Ron DeSantis is edging toward being a full-on vaccine denier:

Lashing out at what he called the “medical authoritarianism” of mask mandates and other anti-Covid measures, DeSantis accused federal health agencies of being “basically an arm of Big Pharma” as they mulled authorizing [new] vaccines as early as next week.

“Pharma will make more money if this thing is approved and they start pushing it on everybody,” said DeSantis, touting Florida’s “freedom” from vaccine mandates.

This is all based on the advice of DeSantis's surgeon general, Joseph Ladapo, a guy who has manipulated data and lied about vaccine side effects in the past. His latest claim is that the newest vaccine variant isn't safe because it hasn't been tested on humans. That's more or less true, but it's true of annual flu shots too. We have enough experience with different versions of the COVID vaccine that we no longer have to spend nine months on a full-blown human trial for every minor new variant.
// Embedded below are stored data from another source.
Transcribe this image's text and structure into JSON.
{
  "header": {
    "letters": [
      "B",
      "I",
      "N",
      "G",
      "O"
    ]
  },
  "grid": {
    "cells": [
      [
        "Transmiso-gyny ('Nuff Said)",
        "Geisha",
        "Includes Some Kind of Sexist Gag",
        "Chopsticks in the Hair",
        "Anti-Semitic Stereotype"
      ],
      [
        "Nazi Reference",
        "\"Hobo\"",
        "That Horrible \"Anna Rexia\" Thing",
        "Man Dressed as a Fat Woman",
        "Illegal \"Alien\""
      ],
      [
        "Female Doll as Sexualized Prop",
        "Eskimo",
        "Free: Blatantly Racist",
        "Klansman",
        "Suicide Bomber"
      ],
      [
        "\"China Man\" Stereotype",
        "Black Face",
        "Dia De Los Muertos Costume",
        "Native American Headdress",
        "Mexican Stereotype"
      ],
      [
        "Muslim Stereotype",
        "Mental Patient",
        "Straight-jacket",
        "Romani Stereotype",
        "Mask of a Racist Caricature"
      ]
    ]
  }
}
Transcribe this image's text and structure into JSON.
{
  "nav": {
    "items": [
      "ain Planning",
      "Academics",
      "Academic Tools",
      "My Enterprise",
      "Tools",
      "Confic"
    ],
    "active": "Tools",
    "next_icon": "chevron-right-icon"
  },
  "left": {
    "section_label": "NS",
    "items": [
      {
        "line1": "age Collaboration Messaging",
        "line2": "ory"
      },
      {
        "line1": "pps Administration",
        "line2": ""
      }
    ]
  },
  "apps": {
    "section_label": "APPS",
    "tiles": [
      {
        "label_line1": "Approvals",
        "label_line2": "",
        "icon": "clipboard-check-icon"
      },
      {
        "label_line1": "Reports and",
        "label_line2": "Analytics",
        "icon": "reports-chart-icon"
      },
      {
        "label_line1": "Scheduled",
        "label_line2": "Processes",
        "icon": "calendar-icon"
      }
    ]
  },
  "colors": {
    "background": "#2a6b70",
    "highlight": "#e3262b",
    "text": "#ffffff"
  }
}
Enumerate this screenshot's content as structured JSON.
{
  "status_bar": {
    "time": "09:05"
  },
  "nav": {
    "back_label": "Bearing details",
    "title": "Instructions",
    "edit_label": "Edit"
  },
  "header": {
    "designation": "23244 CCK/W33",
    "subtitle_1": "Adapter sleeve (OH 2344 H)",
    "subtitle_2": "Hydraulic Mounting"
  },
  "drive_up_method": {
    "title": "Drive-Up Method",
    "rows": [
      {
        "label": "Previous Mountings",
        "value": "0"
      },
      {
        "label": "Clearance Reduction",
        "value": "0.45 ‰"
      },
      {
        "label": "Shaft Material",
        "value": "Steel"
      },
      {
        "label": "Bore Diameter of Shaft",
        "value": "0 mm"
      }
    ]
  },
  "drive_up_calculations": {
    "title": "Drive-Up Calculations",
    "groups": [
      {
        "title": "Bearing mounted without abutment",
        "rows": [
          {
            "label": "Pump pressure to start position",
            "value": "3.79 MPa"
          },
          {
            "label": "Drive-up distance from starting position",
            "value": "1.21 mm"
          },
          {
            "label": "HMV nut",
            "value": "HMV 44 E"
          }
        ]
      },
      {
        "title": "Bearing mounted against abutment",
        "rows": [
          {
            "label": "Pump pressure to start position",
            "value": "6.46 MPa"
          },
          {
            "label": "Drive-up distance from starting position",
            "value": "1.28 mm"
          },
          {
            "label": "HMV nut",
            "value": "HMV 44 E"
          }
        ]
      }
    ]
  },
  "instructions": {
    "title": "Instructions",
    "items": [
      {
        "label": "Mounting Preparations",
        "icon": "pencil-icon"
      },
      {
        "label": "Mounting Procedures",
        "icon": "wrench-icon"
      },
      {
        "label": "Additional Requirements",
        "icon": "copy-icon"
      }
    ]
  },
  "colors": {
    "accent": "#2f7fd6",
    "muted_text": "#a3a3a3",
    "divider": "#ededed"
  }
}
It's quite the turnaround, isn't it? Two years ago the big gripe was that the FDA was too cautious and hundreds of thousands of people died unnecessarily because it didn't approve the first vaccines soon enough. Now the gripe is that they're moving too quickly.

It kinda makes you think this isn't about COVID at all. People just want to take shots at the big, bad bureaucrats of the FDA, and coming up with a reason is secondary. There's always some reason you can dig up, after all.